[HN Gopher] EPUBCheck - The official conformance checker for ePu...
       ___________________________________________________________________
        
       EPUBCheck - The official conformance checker for ePub publications
        
       Author : auraham
       Score  : 121 points
       Date   : 2024-08-23 04:31 UTC (18 hours ago)
        
 (HTM) web link (github.com)
 (TXT) w3m dump (github.com)
        
       | mdaniel wrote:
       | One can also $(brew install epubcheck) if so inclined
       | https://formulae.brew.sh/formula/epubcheck#default
        
         | dindresto wrote:
         | Or `nix run nixpkgs#epubcheck`
        
       | m101 wrote:
       | I'm not sure why but when I download some epubs and try to send
       | to my kindle it fails. Only after using an online converter to
       | convert them from epub to epub does it then work.
        
         | daveoc64 wrote:
         | You might want to try running the EPUB through https://kindle-
         | epub-fix.netlify.app/
         | 
         | This applies a few fixes for problems with EPUBs that the Send
         | to Kindle service doesn't like.
        
         | sillystuff wrote:
         | Maybe a little less hassle than using some web thingy. Ebook-
         | convert is a cli application that comes with Calibre, and is
         | probably what the online sites are using anyway.
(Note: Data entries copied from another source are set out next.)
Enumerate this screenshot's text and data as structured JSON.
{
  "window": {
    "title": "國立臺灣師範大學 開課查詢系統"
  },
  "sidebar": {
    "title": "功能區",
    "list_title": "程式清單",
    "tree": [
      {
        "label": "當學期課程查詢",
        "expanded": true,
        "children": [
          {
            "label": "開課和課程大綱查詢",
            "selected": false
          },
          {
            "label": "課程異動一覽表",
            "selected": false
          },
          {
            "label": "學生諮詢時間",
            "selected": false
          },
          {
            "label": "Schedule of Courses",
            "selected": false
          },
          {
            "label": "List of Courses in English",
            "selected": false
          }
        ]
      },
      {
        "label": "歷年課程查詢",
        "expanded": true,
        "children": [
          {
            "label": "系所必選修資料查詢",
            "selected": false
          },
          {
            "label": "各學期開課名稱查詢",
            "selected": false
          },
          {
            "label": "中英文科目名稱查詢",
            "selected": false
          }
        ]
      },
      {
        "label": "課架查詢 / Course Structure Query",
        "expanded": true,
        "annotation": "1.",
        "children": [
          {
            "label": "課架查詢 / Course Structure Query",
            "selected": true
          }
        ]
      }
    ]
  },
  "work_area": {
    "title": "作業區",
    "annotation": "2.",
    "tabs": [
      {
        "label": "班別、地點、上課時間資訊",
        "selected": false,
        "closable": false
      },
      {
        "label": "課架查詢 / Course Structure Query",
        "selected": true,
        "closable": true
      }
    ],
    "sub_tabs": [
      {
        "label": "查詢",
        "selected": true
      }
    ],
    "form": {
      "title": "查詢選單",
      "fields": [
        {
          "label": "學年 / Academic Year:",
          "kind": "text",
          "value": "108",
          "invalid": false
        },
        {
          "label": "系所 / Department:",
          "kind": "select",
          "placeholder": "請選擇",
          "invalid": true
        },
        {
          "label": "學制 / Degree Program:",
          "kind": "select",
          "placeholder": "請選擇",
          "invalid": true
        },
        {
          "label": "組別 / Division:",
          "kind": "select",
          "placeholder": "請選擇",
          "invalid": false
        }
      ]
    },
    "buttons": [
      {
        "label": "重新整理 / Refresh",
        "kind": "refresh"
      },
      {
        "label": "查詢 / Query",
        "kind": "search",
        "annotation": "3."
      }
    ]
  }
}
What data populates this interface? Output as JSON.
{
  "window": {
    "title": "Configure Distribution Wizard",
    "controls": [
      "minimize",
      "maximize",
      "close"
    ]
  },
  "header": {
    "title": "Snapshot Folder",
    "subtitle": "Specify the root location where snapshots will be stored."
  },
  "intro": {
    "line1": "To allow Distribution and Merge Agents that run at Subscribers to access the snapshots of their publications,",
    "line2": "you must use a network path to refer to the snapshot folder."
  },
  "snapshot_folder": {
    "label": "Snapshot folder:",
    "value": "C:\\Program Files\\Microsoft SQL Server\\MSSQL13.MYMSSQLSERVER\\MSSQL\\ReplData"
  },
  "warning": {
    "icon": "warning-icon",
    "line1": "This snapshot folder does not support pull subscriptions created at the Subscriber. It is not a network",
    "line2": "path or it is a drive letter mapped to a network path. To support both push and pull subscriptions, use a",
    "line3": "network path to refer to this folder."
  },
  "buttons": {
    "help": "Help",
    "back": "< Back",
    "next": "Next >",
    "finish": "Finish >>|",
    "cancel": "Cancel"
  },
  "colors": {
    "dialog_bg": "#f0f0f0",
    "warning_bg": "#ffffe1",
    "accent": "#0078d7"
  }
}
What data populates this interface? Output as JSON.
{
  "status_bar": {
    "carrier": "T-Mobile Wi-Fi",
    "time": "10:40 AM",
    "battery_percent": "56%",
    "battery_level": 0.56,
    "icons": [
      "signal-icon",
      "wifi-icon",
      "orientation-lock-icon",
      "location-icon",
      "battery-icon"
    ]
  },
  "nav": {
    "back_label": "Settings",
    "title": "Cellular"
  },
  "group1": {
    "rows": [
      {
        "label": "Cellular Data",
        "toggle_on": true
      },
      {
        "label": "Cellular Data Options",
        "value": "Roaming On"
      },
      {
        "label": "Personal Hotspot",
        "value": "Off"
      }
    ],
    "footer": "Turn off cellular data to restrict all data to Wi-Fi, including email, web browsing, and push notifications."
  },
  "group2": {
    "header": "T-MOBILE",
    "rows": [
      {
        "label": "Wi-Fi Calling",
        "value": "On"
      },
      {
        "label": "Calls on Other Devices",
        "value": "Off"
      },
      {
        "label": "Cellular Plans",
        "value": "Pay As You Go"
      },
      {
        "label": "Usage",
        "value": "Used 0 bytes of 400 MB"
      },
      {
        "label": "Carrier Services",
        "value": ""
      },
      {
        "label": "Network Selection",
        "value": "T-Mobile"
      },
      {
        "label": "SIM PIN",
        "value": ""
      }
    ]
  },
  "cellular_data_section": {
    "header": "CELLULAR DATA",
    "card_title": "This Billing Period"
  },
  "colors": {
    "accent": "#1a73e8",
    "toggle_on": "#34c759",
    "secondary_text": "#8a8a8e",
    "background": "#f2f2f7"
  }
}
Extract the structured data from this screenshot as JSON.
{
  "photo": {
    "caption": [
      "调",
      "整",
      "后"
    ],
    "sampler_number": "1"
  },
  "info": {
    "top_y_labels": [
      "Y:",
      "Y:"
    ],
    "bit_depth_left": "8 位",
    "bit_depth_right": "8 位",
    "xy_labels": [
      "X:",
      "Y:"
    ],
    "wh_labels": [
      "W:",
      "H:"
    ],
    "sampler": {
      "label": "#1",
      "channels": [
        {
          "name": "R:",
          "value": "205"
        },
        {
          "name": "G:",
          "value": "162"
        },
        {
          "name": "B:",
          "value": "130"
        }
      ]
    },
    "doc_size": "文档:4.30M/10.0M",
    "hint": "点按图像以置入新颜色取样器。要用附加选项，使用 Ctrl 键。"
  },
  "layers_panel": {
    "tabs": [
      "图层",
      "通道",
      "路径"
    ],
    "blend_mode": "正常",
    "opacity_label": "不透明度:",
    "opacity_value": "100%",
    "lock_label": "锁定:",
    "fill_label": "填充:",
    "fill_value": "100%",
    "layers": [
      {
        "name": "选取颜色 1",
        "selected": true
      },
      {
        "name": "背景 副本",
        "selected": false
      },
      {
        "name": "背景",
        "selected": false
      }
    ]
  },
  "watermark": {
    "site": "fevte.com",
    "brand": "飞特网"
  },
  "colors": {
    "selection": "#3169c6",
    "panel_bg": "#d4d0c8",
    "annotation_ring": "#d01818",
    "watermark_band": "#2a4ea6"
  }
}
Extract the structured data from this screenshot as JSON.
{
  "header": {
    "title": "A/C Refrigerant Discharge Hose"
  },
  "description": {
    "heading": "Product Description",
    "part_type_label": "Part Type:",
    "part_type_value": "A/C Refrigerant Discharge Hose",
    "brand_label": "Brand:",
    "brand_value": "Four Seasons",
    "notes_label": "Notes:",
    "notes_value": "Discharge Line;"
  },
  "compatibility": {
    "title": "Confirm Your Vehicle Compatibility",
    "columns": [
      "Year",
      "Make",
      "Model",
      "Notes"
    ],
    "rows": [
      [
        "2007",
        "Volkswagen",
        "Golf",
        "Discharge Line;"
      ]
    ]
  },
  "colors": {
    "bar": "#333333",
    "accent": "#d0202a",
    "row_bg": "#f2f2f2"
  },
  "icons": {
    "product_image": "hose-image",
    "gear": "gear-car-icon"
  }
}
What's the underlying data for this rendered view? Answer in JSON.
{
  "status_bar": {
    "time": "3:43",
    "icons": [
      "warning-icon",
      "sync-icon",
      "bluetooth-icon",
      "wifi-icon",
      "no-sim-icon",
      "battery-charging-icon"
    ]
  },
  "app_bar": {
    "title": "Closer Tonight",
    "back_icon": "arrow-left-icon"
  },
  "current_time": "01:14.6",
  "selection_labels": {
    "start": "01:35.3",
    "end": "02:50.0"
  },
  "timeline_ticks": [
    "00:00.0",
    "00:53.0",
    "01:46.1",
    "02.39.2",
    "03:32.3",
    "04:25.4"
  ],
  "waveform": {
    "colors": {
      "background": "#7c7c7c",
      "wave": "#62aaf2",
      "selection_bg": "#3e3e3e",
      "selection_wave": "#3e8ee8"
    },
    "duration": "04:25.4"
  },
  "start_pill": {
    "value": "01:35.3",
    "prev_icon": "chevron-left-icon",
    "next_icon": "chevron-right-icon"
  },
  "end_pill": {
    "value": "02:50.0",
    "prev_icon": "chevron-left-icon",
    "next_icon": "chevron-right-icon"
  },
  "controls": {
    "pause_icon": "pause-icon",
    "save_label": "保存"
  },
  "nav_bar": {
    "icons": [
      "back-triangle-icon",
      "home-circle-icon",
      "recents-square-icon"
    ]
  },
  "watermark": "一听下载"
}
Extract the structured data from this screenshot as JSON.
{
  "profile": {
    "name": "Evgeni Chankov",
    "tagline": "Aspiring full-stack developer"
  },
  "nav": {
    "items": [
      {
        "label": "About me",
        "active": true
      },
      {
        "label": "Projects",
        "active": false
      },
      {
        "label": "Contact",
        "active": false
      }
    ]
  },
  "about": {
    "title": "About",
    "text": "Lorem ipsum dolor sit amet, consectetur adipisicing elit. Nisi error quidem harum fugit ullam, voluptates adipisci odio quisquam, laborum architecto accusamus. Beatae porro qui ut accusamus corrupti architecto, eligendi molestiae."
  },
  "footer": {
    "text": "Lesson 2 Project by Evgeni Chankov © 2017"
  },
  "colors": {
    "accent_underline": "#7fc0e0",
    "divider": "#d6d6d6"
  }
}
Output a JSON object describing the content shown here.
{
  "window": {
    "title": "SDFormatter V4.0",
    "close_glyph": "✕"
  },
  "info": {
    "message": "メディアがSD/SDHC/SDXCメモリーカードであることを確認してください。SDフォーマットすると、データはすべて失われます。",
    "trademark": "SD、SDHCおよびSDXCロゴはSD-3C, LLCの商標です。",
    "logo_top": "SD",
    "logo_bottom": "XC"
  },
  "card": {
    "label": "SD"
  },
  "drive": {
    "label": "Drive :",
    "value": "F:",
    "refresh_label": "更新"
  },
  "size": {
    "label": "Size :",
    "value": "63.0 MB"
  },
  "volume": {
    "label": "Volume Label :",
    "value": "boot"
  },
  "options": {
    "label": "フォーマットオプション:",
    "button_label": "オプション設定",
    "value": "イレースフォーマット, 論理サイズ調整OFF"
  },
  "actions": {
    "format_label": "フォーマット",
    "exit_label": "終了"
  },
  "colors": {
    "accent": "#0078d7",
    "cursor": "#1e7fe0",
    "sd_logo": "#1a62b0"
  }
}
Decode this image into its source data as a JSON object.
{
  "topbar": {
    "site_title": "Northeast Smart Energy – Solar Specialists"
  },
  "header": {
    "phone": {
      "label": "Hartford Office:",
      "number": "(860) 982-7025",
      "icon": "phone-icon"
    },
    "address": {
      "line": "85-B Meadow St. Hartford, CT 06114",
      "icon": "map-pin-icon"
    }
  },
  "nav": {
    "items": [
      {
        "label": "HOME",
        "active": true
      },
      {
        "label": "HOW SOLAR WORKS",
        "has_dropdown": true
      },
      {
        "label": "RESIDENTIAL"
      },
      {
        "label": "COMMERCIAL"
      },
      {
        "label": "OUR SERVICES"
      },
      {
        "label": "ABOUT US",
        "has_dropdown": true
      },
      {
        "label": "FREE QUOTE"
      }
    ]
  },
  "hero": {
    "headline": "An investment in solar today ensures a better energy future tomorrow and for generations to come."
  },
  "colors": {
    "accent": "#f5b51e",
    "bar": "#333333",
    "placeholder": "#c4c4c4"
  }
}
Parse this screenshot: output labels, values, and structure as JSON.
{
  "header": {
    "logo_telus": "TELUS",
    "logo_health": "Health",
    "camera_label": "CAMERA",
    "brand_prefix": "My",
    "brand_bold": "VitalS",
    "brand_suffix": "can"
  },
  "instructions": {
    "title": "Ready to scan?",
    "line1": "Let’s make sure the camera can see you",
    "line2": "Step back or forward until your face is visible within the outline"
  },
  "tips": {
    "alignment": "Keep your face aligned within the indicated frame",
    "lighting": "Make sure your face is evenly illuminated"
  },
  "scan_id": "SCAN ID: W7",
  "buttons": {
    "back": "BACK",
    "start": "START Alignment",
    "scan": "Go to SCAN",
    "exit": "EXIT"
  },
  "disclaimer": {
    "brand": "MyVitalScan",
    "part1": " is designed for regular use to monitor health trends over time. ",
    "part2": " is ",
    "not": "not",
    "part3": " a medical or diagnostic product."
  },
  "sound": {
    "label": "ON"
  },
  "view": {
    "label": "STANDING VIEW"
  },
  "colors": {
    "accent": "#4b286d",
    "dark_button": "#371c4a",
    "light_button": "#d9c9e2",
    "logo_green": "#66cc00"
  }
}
         | ebook-convert infilename.epub outfilename.epub
         | 
         | If I get an ebook that works with fbreader, but has issues on
         | my nook, the above will fix it.
        
         | dopa42365 wrote:
         | I've used Calibre with the KFX Output plugin for years, never
         | had an issue with converting pirated epubs.
        
       | leoc wrote:
       | Cutting and pasting an old 2019 comment
       | https://news.ycombinator.com/item?id=19944627 :
       | 
       | > There are similar problems with uploading to publishers in ePub
       | format. The last time I was bashing my head against ebook
       | publishing, about a couple of years ago, many (most? all?) of the
       | sites were validating ePub uploads using an old version of the
       | ePub suite which rejected some ebooks which were valid per the
       | up-to-date validator. Which version they were using was ofc not
       | documented, and you were lucky to even get to see an error
       | message. And of course tech support was largely unhelpful.
       | (Especially kobo.com 's.) The people working on the ePub spec
       | seemed to be largely unbothered by the
       | fragmentation/noncompliance and hideous experience for those
       | authoring and uploading in the format, too.
       | 
       | > Which is a pity, because aside from this and some other bugs
       | and pitfalls EPUB 2.0 has some attractive features and is nice to
       | work with for anyone who doesn't mind bashing out a good old
       | directory tree of HTML docs by hand.
       | 
       | Maybe things are a lot better by now. Here's hoping!
        
       | tannhaeuser wrote:
       | Why is this linked now? There's no new release or milestone at
       | this time.
       | 
       | Citing my comment from when this was new about eight months ago:
       | 
       | > Even more unfortunate is that this change has already spilled
       | to derived standards such as EPUB3 which hence makes existing
       | EPUB3 content using compound headings going back to 2011 invalid,
       | and EPUB3 writers lacking a tool for actually verifying what
       | readers can support (epubcheck was blindly updated without
       | consideration for the installed base).
       | 
       | See also the blog [1] about W3C's most recent HTML spec. Lack of
       | HTML backward compat along with gross import of all of CSS
       | without profiles, or paged media requirements and deemphasis of
       | long-standing EPub mechanisms in favor of CSS and JS, and general
       | impression of a low-effort, merely editorial nature really makes
       | Epub's move to W3C questionable but nobody seems to care anyway,
       | sticking with EPub 2 and 3.1 (which is also what Calibre is
       | recommending as target format for conversion).
       | 
       | [1]: https://sgmljs.net/blog/blog2303.html
        
       | redman25 wrote:
       | I worked for a publisher for about 10 years as a typesetter and
       | ebook developer. There are a lot of things about the publishing
       | industry that are antiquated, especially for non-technical
       | publishing companies. Unfortunately it's a low margin business.
       | 
       | Most authors are only familiar with Microsoft Word, so on the
       | front end you often have to take a messily styled Word document
       | and manually caress it into a structured document that can be
       | used for ebooks and print.
       | 
       | For print, a majority of non-technical publishers use Adobe
       | InDesign and/or InCopy. Editors edit manuscripts in InCopy and
       | typesetters style documents for print. PDFs are generally
       | exported and sent to printers via FTP.
       | 
       | For ebooks, every publisher seems to have their own bespoke
       | system. You _can_ export books in epub format from InDesign but
       | the process for getting a clean ebook is difficult to say the
       | least since InDesign was primarily designed for print
       | publications. Generally, you end up structuring books for the
       | lowest common denominator of ebook platform (epub, kindle, etc.)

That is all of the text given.